Emily Eells et Élyane Dezon-Jones : Les personnages finissent toujours par échapper à leur auteur, Pro captu lectoris habent sua fata libelli (« Selon les capacités du lecteur, les livres ont leur propre destinée », Terence).  Et Proust d’en dire autant : « l’un des grands et merveilleux caractères des beaux livres, c’est que pour l’auteur ils pourraient s’appeler ‘Conclusions’ et pour le lecteur ‘Incitations’. » Son narrateur est « fugitif » comme l’indique le titre d’un gros plan de notre ouvrage mais Proust l’a voulu ainsi. Ce qui lui a échappé, finalement, c’est « l’ampleur du plan de l’architecte » à qui il se compare, l’accroissement constant d’un texte auquel il a travaillé jusqu’à la fin de sa vie, sans avoir assez de temps pour l’achever vraiment, le rendre définitif.

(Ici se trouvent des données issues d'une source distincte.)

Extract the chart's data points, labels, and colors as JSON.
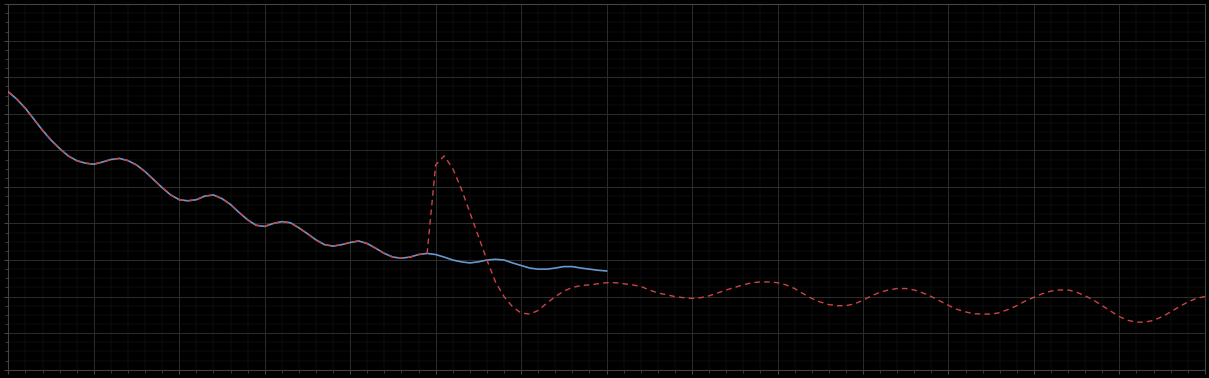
{
  "background_color": "#000000",
  "plot_bg_color": "#000000",
  "grid_color": "#2a2a2a",
  "blue_line_color": "#6699cc",
  "red_line_color": "#cc4444",
  "xlim": [
    0,
    140
  ],
  "ylim": [
    0,
    10
  ],
  "blue_x": [
    0,
    1,
    2,
    3,
    4,
    5,
    6,
    7,
    8,
    9,
    10,
    11,
    12,
    13,
    14,
    15,
    16,
    17,
    18,
    19,
    20,
    21,
    22,
    23,
    24,
    25,
    26,
    27,
    28,
    29,
    30,
    31,
    32,
    33,
    34,
    35,
    36,
    37,
    38,
    39,
    40,
    41,
    42,
    43,
    44,
    45,
    46,
    47,
    48,
    49,
    50,
    51,
    52,
    53,
    54,
    55,
    56,
    57,
    58,
    59,
    60,
    61,
    62,
    63,
    64,
    65,
    66,
    67,
    68,
    69,
    70
  ],
  "blue_y": [
    7.6,
    7.4,
    7.15,
    6.85,
    6.55,
    6.28,
    6.05,
    5.85,
    5.72,
    5.65,
    5.62,
    5.68,
    5.75,
    5.78,
    5.72,
    5.6,
    5.42,
    5.2,
    4.98,
    4.78,
    4.65,
    4.62,
    4.65,
    4.75,
    4.78,
    4.68,
    4.52,
    4.3,
    4.1,
    3.95,
    3.92,
    4.0,
    4.05,
    4.02,
    3.88,
    3.72,
    3.55,
    3.42,
    3.38,
    3.42,
    3.48,
    3.52,
    3.45,
    3.32,
    3.18,
    3.08,
    3.05,
    3.08,
    3.15,
    3.18,
    3.15,
    3.08,
    3.0,
    2.95,
    2.92,
    2.95,
    3.0,
    3.02,
    3.0,
    2.92,
    2.85,
    2.78,
    2.75,
    2.75,
    2.78,
    2.82,
    2.82,
    2.78,
    2.75,
    2.72,
    2.7
  ],
  "red_x": [
    0,
    1,
    2,
    3,
    4,
    5,
    6,
    7,
    8,
    9,
    10,
    11,
    12,
    13,
    14,
    15,
    16,
    17,
    18,
    19,
    20,
    21,
    22,
    23,
    24,
    25,
    26,
    27,
    28,
    29,
    30,
    31,
    32,
    33,
    34,
    35,
    36,
    37,
    38,
    39,
    40,
    41,
    42,
    43,
    44,
    45,
    46,
    47,
    48,
    49,
    50,
    51,
    52,
    53,
    54,
    55,
    56,
    57,
    58,
    59,
    60,
    61,
    62,
    63,
    64,
    65,
    66,
    67,
    68,
    69,
    70,
    71,
    72,
    73,
    74,
    75,
    76,
    77,
    78,
    79,
    80,
    81,
    82,
    83,
    84,
    85,
    86,
    87,
    88,
    89,
    90,
    91,
    92,
    93,
    94,
    95,
    96,
    97,
    98,
    99,
    100,
    101,
    102,
    103,
    104,
    105,
    106,
    107,
    108,
    109,
    110,
    111,
    112,
    113,
    114,
    115,
    116,
    117,
    118,
    119,
    120,
    121,
    122,
    123,
    124,
    125,
    126,
    127,
    128,
    129,
    130,
    131,
    132,
    133,
    134,
    135,
    136,
    137,
    138,
    139,
    140
  ],
  "red_y": [
    7.6,
    7.4,
    7.15,
    6.85,
    6.55,
    6.28,
    6.05,
    5.85,
    5.72,
    5.65,
    5.62,
    5.68,
    5.75,
    5.78,
    5.72,
    5.6,
    5.42,
    5.2,
    4.98,
    4.78,
    4.65,
    4.62,
    4.65,
    4.75,
    4.78,
    4.68,
    4.52,
    4.3,
    4.1,
    3.95,
    3.92,
    4.0,
    4.05,
    4.02,
    3.88,
    3.72,
    3.55,
    3.42,
    3.38,
    3.42,
    3.48,
    3.52,
    3.45,
    3.32,
    3.18,
    3.08,
    3.05,
    3.08,
    3.15,
    3.18,
    5.6,
    5.85,
    5.5,
    4.95,
    4.3,
    3.65,
    3.0,
    2.4,
    2.0,
    1.72,
    1.55,
    1.52,
    1.62,
    1.82,
    2.0,
    2.15,
    2.25,
    2.3,
    2.32,
    2.35,
    2.38,
    2.38,
    2.35,
    2.32,
    2.28,
    2.18,
    2.1,
    2.05,
    2.0,
    1.97,
    1.95,
    1.97,
    2.02,
    2.1,
    2.18,
    2.25,
    2.32,
    2.38,
    2.4,
    2.4,
    2.38,
    2.32,
    2.22,
    2.08,
    1.95,
    1.85,
    1.78,
    1.75,
    1.75,
    1.8,
    1.9,
    2.02,
    2.12,
    2.18,
    2.22,
    2.22,
    2.18,
    2.1,
    2.0,
    1.88,
    1.76,
    1.65,
    1.58,
    1.53,
    1.52,
    1.52,
    1.56,
    1.65,
    1.75,
    1.88,
    1.98,
    2.08,
    2.15,
    2.18,
    2.18,
    2.12,
    2.02,
    1.9,
    1.75,
    1.6,
    1.45,
    1.35,
    1.3,
    1.3,
    1.35,
    1.45,
    1.58,
    1.72,
    1.85,
    1.95,
    2.0
  ]
}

Jérôme Bastianelli : Je ne pense pas que quoi que ce soit ait échappé à Proust dans son œuvre ; tout y est si savamment construit, pensé.
 

Pourquoi avoir choisi un éditeur universitaire ?

Emily Eells et Élyane Dezon-Jones : Nous sommes universitaires et avons fait confiance à la rigueur de l’édition de Sorbonne Université Presses : notre ouvrage a bénéficié d’un vrai travail éditorial, dépassant très largement de simples conseils sur notre texte. Notre éditeur Sébastien Porte l’a relu très attentivement et ses corrections et suggestions l’ont certainement amélioré. Publier dans la collection « Histoire de l’Imprimé » nous a permis de nous adresser en même temps aux spécialistes et à un lectorat plus large. Nous souhaitions offrir au public un ouvrage qui veut être savant mais reste accessible à tous et à toutes, un beau livre à lire et aussi à regarder.

Jérôme Bastianelli : Il m’a semblé que le choix éditeur universitaire renforçait le jeu sur le caractère faussement authentique de mon texte, en le faisant apparaître comme une sorte de troisième tome à la biographie de Proust.

Une exposition dédiée aux illustrations de l'ouvrage Illustrer Proust : l’art du repeint se déroulera du 9 au 28 novembre 2022 à la Maison de la Recherche.